The objective of this study was to review the experience of the Neurotology and Skull Base Surgery Unit of Addenbrooke's Hospital in Cambridge, England, in the management of patients with neurofibromatosis type 2 (NF2). This was a retrospective review of the institution's series conducted at a neurotological tertiary referral centre. Over a 17-year period (1984-2001), 35 patients with NF2 were managed. These patients presented with multiple cranio-spinal neoplasms, including 62 cerebellopontine angle tumours of which 59 were vestibular schwannomas (nine patients with unilateral tumours and 25 patients with bilateral tumours). Clinical presentation, diagnosis and patient management were reviewed. The outcome parameters measured were tumour progression, the incidence of complications (hearing deterioration and facial nerve palsy) and the need for secondary intervention. Five vestibular schwannomas were treated with stereotactic radiosurgery (gamma-knife), all of which showed evidence of progression in size and/or deterioration in hearing. Thirty-one VS were conservatively treated with annual surveillance. In nine cases, the tumours had a follow-up shorter than 6 months and were therefore excluded from the results. In 13 cases the VS did not progress in size, and the hearing remained stable, while in the remaining nine cases, tumour progression was evident. In fifteen cases, surgery was performed at the authors' institution.
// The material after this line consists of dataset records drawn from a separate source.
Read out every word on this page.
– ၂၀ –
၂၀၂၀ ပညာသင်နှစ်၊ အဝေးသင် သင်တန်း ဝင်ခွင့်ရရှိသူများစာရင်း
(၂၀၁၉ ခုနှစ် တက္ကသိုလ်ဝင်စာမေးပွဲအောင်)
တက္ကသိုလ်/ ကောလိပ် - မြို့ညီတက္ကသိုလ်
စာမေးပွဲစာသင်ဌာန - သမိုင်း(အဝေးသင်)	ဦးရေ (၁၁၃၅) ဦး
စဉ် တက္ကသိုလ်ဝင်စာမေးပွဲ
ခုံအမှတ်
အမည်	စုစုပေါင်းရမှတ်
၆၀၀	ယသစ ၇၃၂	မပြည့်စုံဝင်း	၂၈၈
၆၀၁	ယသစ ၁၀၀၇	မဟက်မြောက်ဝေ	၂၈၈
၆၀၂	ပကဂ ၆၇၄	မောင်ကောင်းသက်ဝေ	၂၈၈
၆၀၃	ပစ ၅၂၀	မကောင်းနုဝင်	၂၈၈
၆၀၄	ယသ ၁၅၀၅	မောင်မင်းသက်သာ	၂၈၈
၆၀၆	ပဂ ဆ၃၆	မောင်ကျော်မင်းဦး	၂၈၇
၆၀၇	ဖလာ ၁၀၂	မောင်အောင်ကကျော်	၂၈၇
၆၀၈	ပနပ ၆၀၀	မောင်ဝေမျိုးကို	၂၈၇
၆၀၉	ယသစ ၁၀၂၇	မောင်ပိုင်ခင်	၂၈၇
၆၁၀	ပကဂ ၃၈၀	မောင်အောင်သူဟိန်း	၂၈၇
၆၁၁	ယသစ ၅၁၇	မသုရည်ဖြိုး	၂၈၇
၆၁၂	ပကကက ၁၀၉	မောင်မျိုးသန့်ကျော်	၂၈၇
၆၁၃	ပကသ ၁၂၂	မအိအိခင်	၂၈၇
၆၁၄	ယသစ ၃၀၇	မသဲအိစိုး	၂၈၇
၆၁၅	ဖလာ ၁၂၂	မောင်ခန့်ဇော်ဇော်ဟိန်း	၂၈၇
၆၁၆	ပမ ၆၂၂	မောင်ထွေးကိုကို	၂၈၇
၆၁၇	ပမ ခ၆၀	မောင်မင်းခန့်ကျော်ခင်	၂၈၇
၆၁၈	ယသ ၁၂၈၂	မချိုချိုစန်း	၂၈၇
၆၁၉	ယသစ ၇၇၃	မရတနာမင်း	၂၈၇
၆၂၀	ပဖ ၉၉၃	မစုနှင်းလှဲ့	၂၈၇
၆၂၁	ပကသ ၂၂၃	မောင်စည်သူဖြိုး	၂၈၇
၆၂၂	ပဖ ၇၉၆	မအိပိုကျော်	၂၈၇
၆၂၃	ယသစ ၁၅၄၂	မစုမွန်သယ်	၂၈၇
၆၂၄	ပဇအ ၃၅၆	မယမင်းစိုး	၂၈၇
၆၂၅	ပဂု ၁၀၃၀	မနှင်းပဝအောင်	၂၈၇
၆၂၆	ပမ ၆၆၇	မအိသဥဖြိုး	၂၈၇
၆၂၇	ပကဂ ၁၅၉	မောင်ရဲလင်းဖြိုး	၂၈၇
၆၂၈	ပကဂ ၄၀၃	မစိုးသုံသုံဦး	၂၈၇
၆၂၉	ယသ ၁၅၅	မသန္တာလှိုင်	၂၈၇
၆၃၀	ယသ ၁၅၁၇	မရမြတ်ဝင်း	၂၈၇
In 11 cases a translabyrinthine approach was adopted, and in the remaining four cases a retrosigmoid approach was preferred. In all these cases, tumour removal was total and facial nerve function was House-Brackmann grade I-III in 55%. Successful hearing preservation was elusive in those patients in whom a hearing preservation approach was attempted. NF2 remains an extremely challenging disorder for the neurotologist and the patient alike. Early diagnosis offers distinct advantages to the patients, their families and the community at large. Of the treatment modalities, surgery unequivocally offers the most superior tumour control. Hearing preservation remains a challenge in these patients, but is optimised by the early detection of tumours in the NF2 patient.